Faktor V-Leiden (APC-Resistenz)

Diese Erkrankung beruht auf pathogenen Mutationen im F5-Gen, die zu einer erhöhten Widerstandsfähigkeit des Gerinnungsfaktors V gegenüber dem aktivierten Protein C führt, was eine gerinnungsfördernde Wirkung hat. Betroffene haben ein 5-8fach erhöhtes Thromboserisiko. Die häufigste Ursache ist die Faktor-V-Leiden Mutation c.1691G>A. Der Erbgang ist autosomal-dominant. Bei Mutationsträgern handelt es sich in 60% der Fälle um Thrombosen in den tiefen Beinvenen, in 30% um solche in den Beckenvenen. Aber auch oberflächliche Venenthrombosen treten auf. Viele der bekannten exogenen Risikofaktoren erhöhen zusammen mit der Leiden-Mutation das Thrombose-, aber auch das Herzinfarkt- und Schlaganfallrisiko. Die Einnahme von oralen Antikonzeptiva führt sogar zu einem 35fach erhöhten Risiko für tiefe Beinvenenthrombosen.

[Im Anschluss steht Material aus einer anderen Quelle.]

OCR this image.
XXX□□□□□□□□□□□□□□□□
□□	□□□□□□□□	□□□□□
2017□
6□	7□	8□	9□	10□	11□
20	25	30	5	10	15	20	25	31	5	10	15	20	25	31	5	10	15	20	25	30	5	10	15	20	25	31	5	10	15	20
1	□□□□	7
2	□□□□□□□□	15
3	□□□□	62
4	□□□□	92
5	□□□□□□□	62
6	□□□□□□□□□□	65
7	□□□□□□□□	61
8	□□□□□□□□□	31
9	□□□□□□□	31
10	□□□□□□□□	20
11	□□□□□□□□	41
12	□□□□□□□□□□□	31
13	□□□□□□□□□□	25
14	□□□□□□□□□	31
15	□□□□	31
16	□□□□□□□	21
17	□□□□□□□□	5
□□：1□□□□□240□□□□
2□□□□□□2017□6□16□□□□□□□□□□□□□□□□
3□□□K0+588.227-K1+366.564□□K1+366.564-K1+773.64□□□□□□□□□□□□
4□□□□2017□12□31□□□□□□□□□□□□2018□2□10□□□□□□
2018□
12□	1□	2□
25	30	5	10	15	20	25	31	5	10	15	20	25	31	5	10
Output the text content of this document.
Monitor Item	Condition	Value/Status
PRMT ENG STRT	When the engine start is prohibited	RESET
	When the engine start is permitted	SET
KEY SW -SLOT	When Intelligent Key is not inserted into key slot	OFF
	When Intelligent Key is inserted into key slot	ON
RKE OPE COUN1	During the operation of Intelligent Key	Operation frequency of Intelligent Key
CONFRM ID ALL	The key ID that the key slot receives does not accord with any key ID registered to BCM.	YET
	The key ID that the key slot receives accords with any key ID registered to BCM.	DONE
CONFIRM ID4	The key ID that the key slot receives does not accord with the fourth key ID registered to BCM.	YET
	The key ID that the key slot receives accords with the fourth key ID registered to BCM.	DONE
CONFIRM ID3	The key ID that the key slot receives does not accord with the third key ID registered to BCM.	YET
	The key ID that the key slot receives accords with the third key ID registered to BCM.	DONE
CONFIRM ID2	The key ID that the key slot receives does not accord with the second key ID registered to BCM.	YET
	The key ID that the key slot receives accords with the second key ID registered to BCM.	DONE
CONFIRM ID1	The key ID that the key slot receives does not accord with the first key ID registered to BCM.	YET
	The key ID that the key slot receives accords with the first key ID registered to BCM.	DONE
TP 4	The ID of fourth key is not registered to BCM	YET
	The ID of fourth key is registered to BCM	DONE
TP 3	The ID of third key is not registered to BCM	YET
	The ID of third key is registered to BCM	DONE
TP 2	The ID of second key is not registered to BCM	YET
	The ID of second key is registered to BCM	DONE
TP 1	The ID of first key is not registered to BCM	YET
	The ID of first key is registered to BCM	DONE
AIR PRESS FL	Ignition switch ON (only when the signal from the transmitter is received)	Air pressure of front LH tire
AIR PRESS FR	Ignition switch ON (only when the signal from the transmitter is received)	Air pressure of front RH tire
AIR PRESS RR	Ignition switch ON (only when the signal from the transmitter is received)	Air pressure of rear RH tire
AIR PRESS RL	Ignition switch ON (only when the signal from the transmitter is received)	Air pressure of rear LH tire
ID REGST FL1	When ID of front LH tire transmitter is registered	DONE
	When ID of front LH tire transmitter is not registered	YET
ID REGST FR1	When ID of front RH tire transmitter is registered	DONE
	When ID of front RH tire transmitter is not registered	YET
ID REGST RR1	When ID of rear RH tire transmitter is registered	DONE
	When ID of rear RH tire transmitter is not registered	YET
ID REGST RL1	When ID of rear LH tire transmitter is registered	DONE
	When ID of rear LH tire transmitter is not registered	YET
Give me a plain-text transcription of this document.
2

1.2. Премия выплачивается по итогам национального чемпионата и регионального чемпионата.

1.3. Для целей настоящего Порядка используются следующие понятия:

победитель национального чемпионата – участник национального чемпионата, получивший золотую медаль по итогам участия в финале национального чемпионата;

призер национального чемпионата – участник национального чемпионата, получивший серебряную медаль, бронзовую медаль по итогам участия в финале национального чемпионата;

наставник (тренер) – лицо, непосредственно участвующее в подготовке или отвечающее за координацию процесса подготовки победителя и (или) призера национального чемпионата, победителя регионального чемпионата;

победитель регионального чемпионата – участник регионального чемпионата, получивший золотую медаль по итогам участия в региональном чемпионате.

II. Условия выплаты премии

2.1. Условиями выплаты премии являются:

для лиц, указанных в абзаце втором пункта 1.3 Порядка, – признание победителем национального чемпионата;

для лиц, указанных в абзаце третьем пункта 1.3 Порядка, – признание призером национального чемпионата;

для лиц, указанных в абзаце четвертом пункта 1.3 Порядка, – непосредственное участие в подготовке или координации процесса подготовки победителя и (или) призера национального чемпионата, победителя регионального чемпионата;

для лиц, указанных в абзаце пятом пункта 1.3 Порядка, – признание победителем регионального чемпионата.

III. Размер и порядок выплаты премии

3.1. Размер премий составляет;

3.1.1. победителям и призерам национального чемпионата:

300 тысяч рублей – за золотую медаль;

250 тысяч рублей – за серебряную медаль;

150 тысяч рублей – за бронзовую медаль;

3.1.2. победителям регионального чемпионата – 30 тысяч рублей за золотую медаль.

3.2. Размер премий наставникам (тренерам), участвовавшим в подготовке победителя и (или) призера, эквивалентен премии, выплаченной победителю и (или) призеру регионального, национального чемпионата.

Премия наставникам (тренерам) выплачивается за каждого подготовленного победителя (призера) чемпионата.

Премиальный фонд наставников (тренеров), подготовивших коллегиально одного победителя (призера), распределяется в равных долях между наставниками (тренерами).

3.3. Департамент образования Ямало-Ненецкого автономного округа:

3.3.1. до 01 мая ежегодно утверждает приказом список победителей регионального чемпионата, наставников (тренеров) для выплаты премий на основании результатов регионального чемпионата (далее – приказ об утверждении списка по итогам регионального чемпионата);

Wegen der hohen Frequenz des Gendefektes findet man regelmäßig Patienten, die die Mutation homozygot aufweisen. Inzwischen sind auch andere Mutationen bekannt, die zu APC-Resistenz führen (z.B. Faktor V-Cambridge).

Prothrombinmutation G20210A

Prothrombin ist ein Gerinnungsfaktor. Die Mutation g.G20210A im F2-Gen führt zu einer vermehrten Prothrombin-Aktivität im Blut. Dadurch kommt es zu einem 3-5fach erhöhten Thromboserisiko.

Indikation

• Manifestation der Thrombose vor dem 45. Lebensjahr
• Rezidivierende Thrombosen
• Familiäre Häufung
• Ungewöhnliche Lokalisation der Thrombose
• Idiophatische Thrombosen
• Molekulargenetische Diagnostik

Bei den Erkrankungen Protein C-, Protein S- und Antithrombin III-Mangel wird jeweils das entsprechende Gen sowie die Intron-Exon-Bereiche (mindestens 20bp) komplett sequenziert. Zusätzlich wird mittels MLPA-Analyse das Vorkommen von Deletionen und Insertionen untersucht.
In den Genen F2 und F5 wird lediglich das Vorliegen der genannten Mutation mittels Sequenzierung überprüft.